Rather than regurgitate every responsibility you’ve ever been given, focus on duties where you achieved measurable results. For example, when seeking a copywriting job, don’t write “Restaurant Review Blogger.” Instead, write “produced popular content for restaurant review web site that increased site traffic 25%.” Quantifiable achievements always look better on a resume than bland, generic duties.

Tailoring Your Resume

Your resume is a selling tool, like a commercial. How many commercials have you seen that list a product’s features but not its benefits? Not many. Keep this in mind when writing your professional resume. You need to write a new resume for every opening, tailored to the specific needs of the job. Write a list of all past duties and accomplishments and compare it to the job opening advertisement. When writing your job history for the opening, list the areas where there are clear matches first. A resume written in this manner doesn’t say “here’s what I can do.” It says “here’s what I can do FOR YOU.” Which do you think has a better chance of getting an interview?

Proper Resume Layout

Your resume is going to be read by other busy professionals, so readability is a must. Just like they don’t have time to read and decipher a generic list of past duties, they also will not tolerate overwhelming chunks of text. Your resume needs to be broken into easy-to-read sections with plenty of white space. This kind of look is inviting and a lot easier to digest.

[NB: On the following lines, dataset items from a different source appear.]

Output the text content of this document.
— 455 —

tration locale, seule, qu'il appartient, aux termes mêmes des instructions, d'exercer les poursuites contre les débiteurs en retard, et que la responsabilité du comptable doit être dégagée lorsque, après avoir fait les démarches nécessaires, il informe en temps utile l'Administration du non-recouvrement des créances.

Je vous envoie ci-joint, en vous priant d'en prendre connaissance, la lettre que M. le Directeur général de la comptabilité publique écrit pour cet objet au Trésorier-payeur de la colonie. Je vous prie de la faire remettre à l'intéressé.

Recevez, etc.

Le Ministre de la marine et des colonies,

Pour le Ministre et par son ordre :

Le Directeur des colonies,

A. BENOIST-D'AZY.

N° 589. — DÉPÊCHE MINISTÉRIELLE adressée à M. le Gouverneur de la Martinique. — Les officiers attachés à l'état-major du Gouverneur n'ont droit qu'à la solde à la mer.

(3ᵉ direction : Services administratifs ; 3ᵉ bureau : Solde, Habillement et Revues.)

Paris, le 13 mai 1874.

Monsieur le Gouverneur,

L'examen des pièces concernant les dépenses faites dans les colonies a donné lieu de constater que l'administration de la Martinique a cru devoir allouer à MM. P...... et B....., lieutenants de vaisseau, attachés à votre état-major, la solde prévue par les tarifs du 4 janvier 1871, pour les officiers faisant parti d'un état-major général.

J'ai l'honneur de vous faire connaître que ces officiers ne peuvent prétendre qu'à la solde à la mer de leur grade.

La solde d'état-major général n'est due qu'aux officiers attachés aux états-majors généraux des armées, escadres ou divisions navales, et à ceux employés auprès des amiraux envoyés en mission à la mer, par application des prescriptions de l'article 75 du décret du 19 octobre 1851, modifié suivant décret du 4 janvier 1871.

Also, when considering layout and the reader, remember that professionals probably won’t take the time to read your entire resume no matter how nice it looks. With this in mind, be sure to list the most pertinent information first. When writing your bullet lists of accomplishments, they had better start off with the ones you identified that correlate best with their needs. If they’re at the bottom, the reader might not get that far.

Always remember the point we made earlier. Your professional resume is an advertisement and the product is you, the perfect employee for the job. Keep your message neat, concise, targeted and results-driven and you might just make that sale.